The second year of the study, I enter the maintenance phase. I must eat 4,000 mg. of peanut flour every day. After that? The study’s third and final year offers an unpredictable adventure, a time when inquiry is essential. The allergists will try to discover the answers to several questions. Do I need to eat 4,000 mg. of peanut flour every day for the rest of my life? What is the magic number? If I don’t expose myself to the allergen regularly, will the life-threatening reactions return? Together, we will explore the most intriguing query: Am I cured?
Chad Update: I wrote this piece more than a year ago. Since then, I successfully completed the maintenance year where every day I ate 4,000 mg. of either peanut or placebo.

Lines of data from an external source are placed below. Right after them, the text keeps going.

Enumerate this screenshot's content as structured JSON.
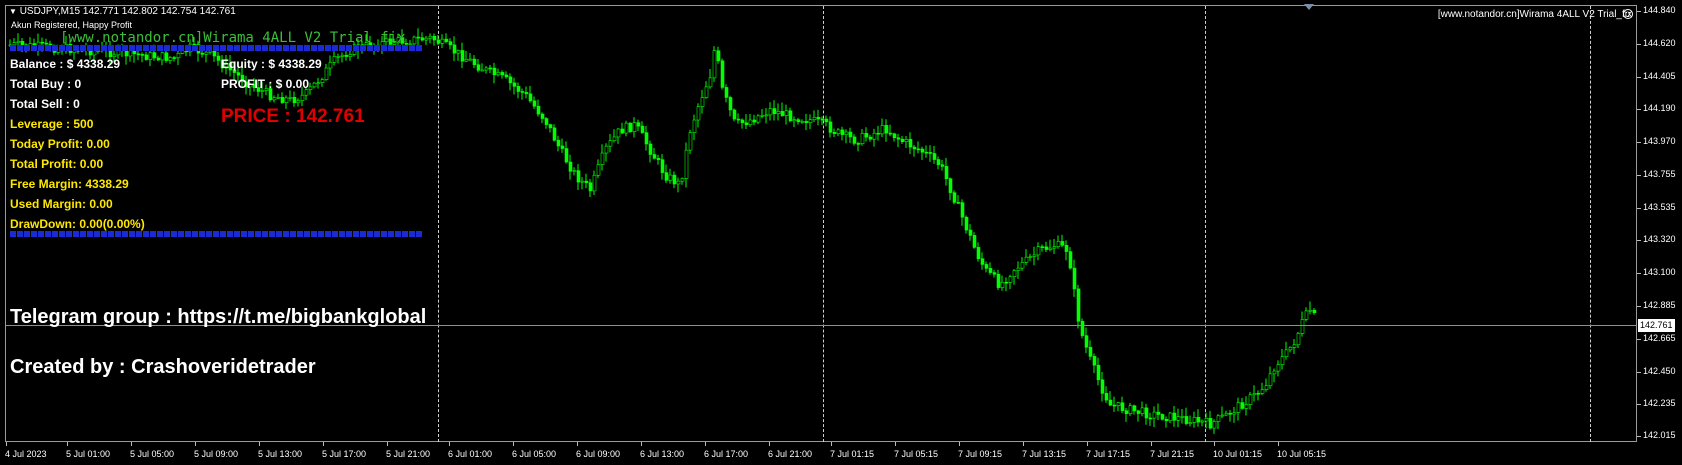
{
  "chart": {
    "symbol_header": "USDJPY,M15  142.771 142.802 142.754 142.761",
    "status_line": "Akun Registered, Happy Profit",
    "ea_name": "[www.notandor.cn]Wirama 4ALL V2 Trial_fix",
    "watermark": "[www.notandor.cn]Wirama 4ALL V2 Trial_fix",
    "current_price": "142.761",
    "icons": {
      "expert_status": "smiley-icon",
      "shift": "triangle-down-icon"
    },
    "colors": {
      "candle": "#00ff00",
      "background": "#000000",
      "price_text": "#e00000",
      "info_yellow": "#ffe800",
      "separator": "#1a2bd6"
    }
  },
  "price_axis": [
    "144.840",
    "144.620",
    "144.405",
    "144.190",
    "143.970",
    "143.755",
    "143.535",
    "143.320",
    "143.100",
    "142.885",
    "142.665",
    "142.450",
    "142.235",
    "142.015"
  ],
  "time_axis": [
    "4 Jul 2023",
    "5 Jul 01:00",
    "5 Jul 05:00",
    "5 Jul 09:00",
    "5 Jul 13:00",
    "5 Jul 17:00",
    "5 Jul 21:00",
    "6 Jul 01:00",
    "6 Jul 05:00",
    "6 Jul 09:00",
    "6 Jul 13:00",
    "6 Jul 17:00",
    "6 Jul 21:00",
    "7 Jul 01:15",
    "7 Jul 05:15",
    "7 Jul 09:15",
    "7 Jul 13:15",
    "7 Jul 17:15",
    "7 Jul 21:15",
    "10 Jul 01:15",
    "10 Jul 05:15"
  ],
  "panel": {
    "balance": "Balance : $ 4338.29",
    "equity": "Equity : $ 4338.29",
    "total_buy": "Total Buy   : 0",
    "profit": "PROFIT   : $ 0.00",
    "total_sell": "Total Sell  : 0",
    "price": "PRICE : 142.761",
    "leverage": "Leverage : 500",
    "today_profit": "Today Profit: 0.00",
    "total_profit": "Total Profit: 0.00",
    "free_margin": "Free Margin: 4338.29",
    "used_margin": "Used Margin: 0.00",
    "drawdown": "DrawDown: 0.00(0.00%)"
  },
  "footer_text": {
    "telegram": "Telegram group : https://t.me/bigbankglobal",
    "created_by": "Created by : Crashoveridetrader"
  }
}
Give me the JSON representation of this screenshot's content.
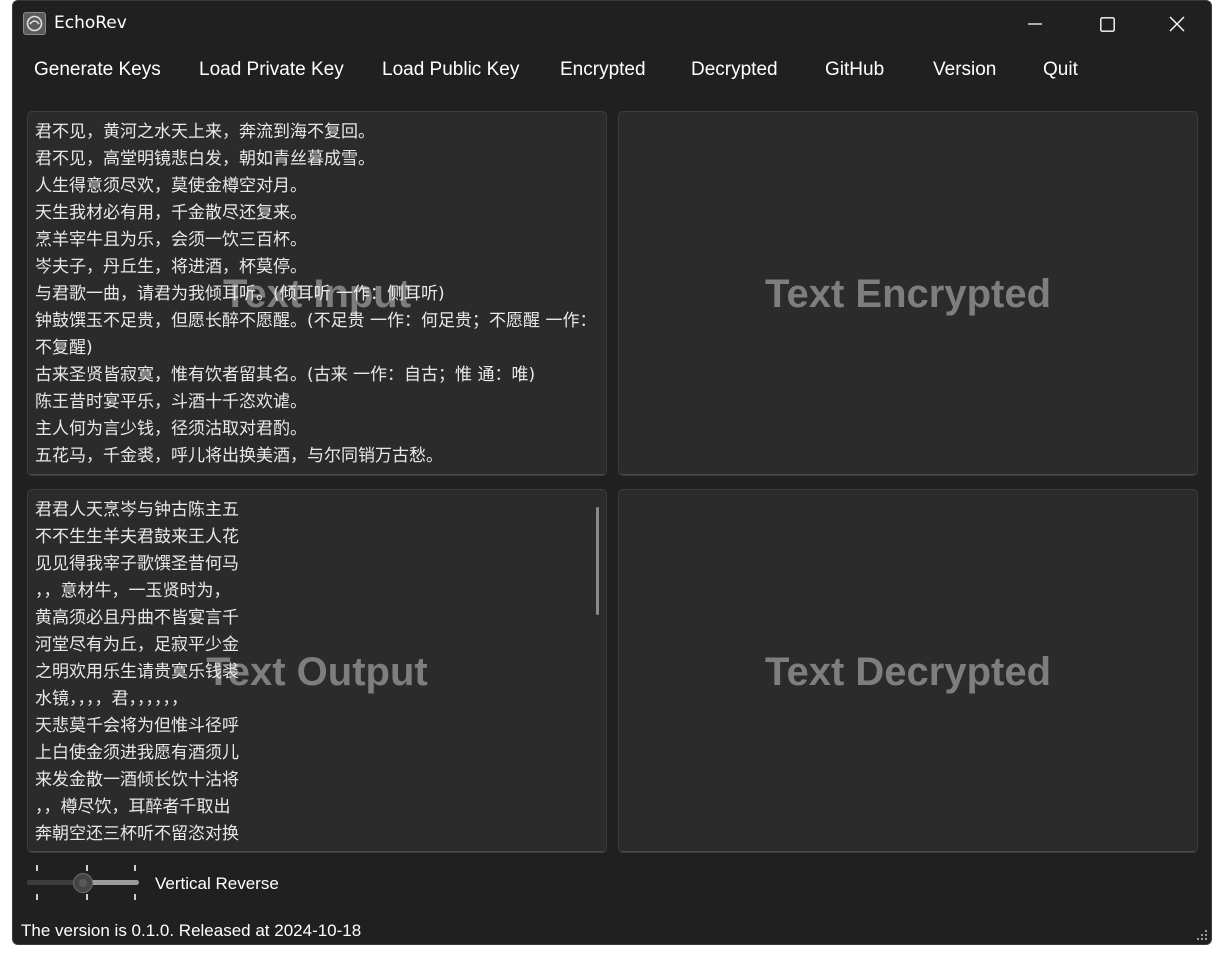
{
  "window": {
    "title": "EchoRev"
  },
  "menu": {
    "generate_keys": "Generate Keys",
    "load_private_key": "Load Private Key",
    "load_public_key": "Load Public Key",
    "encrypted": "Encrypted",
    "decrypted": "Decrypted",
    "github": "GitHub",
    "version": "Version",
    "quit": "Quit"
  },
  "panels": {
    "input": {
      "placeholder": "Text Input",
      "text": "君不见，黄河之水天上来，奔流到海不复回。\n君不见，高堂明镜悲白发，朝如青丝暮成雪。\n人生得意须尽欢，莫使金樽空对月。\n天生我材必有用，千金散尽还复来。\n烹羊宰牛且为乐，会须一饮三百杯。\n岑夫子，丹丘生，将进酒，杯莫停。\n与君歌一曲，请君为我倾耳听。(倾耳听 一作：侧耳听)\n钟鼓馔玉不足贵，但愿长醉不愿醒。(不足贵 一作：何足贵；不愿醒 一作：不复醒)\n古来圣贤皆寂寞，惟有饮者留其名。(古来 一作：自古；惟 通：唯)\n陈王昔时宴平乐，斗酒十千恣欢谑。\n主人何为言少钱，径须沽取对君酌。\n五花马，千金裘，呼儿将出换美酒，与尔同销万古愁。"
    },
    "encrypted": {
      "placeholder": "Text Encrypted"
    },
    "output": {
      "placeholder": "Text Output",
      "text": "君君人天烹岑与钟古陈主五\n不不生生羊夫君鼓来王人花\n见见得我宰子歌馔圣昔何马\n，，意材牛，一玉贤时为，\n黄高须必且丹曲不皆宴言千\n河堂尽有为丘，足寂平少金\n之明欢用乐生请贵寞乐钱裘\n水镜，，，，君，，，，，，\n天悲莫千会将为但惟斗径呼\n上白使金须进我愿有酒须儿\n来发金散一酒倾长饮十沽将\n，，樽尽饮，耳醉者千取出\n奔朝空还三杯听不留恣对换\n流如对复百莫。愿其欢君美"
    },
    "decrypted": {
      "placeholder": "Text Decrypted"
    }
  },
  "slider": {
    "label": "Vertical Reverse",
    "value_fraction": 0.5
  },
  "status": {
    "text": "The version is 0.1.0. Released at 2024-10-18"
  },
  "colors": {
    "background": "#202020",
    "panel": "#2b2b2b",
    "placeholder": "#7e7e7e",
    "text": "#e8e8e8"
  }
}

Now in my third and final year of the study, I have noticed significant changes in my life. Peanut enhancements, I like to call them. I no longer fear flying. Sitting next to someone eating Kung Pao chicken? Not a big deal. A few weeks back, I ate dim sum, and I later discovered it had been cooked in peanut oil. Nothing happened.
I still don’t know if I’m consuming peanut or placebo, and in a strange way I don’t really care. The ever-present fear of anaphylaxis, which used to constantly overpower my thoughts, has been diminished to a peripheral concern.
And just so you know: I wrote this update while eating Thai food. Take that, Mr. Peanut.